Specific used cases will be discussed of FDA approved AiR™ software and the process of FDA approval and market niche of clinical decision support systems not requiring FDA clearance. The used cases will help characterize specifics of which Ai data science tool was used to generate the algorithm and the need for evaluation of the Ai statistical evaluation tool called the confusion matrix that vendors present to show statistical performance and how to analyze the strength of the confusion matrix being shown and to empower the administrator and technologist to ask for the F1 score. Quality assessment of algorithms including monitoring drift of algorithms, creating a feedback loop to the vendor to allow for algorithm retraining and improved performance and mechanism to report Ai adversarial events.

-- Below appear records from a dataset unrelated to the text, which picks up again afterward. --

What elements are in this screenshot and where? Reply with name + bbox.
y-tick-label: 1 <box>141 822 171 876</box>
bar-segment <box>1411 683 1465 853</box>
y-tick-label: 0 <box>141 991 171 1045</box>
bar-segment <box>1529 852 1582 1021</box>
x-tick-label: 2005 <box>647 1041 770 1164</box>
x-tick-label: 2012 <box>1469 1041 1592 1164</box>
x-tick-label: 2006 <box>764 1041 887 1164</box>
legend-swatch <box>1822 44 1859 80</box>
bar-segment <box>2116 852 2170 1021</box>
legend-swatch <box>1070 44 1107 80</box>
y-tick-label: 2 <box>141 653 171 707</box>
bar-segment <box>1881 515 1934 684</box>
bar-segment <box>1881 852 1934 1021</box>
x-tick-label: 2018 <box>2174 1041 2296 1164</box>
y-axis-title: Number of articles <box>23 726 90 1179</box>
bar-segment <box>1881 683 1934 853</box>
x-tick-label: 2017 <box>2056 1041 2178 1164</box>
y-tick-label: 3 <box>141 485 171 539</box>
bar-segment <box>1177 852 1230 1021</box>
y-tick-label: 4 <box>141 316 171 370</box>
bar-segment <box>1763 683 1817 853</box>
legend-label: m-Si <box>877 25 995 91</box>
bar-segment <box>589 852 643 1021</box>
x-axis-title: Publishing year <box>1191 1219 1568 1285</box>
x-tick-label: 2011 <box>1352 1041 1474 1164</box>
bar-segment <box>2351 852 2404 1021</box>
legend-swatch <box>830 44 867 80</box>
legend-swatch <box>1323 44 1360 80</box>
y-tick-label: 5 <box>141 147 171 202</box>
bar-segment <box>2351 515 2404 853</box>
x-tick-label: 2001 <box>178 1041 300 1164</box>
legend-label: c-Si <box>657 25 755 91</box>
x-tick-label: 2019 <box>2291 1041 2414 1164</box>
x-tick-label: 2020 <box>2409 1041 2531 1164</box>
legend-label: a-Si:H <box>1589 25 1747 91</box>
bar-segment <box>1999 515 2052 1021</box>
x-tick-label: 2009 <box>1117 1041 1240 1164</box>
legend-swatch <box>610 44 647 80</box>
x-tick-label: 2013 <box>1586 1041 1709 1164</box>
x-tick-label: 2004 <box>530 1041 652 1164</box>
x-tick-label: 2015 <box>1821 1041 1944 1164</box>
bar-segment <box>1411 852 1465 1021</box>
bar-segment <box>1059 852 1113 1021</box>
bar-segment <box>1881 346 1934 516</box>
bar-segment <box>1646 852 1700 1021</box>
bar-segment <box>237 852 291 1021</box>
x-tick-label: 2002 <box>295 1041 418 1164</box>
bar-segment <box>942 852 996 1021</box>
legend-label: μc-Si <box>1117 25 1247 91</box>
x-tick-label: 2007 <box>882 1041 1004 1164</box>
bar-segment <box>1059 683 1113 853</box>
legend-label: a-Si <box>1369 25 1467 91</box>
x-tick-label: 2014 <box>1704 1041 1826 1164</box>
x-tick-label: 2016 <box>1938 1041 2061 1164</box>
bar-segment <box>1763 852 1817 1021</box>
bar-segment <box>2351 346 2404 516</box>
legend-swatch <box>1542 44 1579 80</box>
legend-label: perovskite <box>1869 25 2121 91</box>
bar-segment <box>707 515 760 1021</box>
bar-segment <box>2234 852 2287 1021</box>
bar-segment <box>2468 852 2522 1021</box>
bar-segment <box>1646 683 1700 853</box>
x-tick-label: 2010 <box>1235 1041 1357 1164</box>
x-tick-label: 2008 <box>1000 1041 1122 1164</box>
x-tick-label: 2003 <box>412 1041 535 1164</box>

Intercept of Ai software tools meeting AMA definition for reimbursement as expert systems and expectations for reimbursement to be discussed.
Concepts of AiR™ ethics and informed consent of the patient as the use of AiR™ in their clinical care to be discussed. Pitfalls in the application of AiR™ including automation biases where in human decision making, humans have a tendency to select a pathway requiring the least cognitive effort which can result in technology and AiR™ dictating the pathway of clinical care. Heavier workloads and an increase in workloads with increasing time pressures leads to further susceptibility of bias. Another example of biases is in the actual algorithm development which can include statistical or social biases or in some cases both.
AiR™ algorithm development includes application of machine learning as well as deep learning with subcategories of supervised and unsupervised learning, support vector machines, convolutional neural networks and graph neural networks with efforts of applying AiR™ software to do multimodal fusion that incorporates clinical history, laboratory data, genomics and imaging under an umbrella of multimodal fusion. This can allow for improved predictive analytics and outcomes incorporating for the first time unstructured data which represent the form that the majority of patient data is in.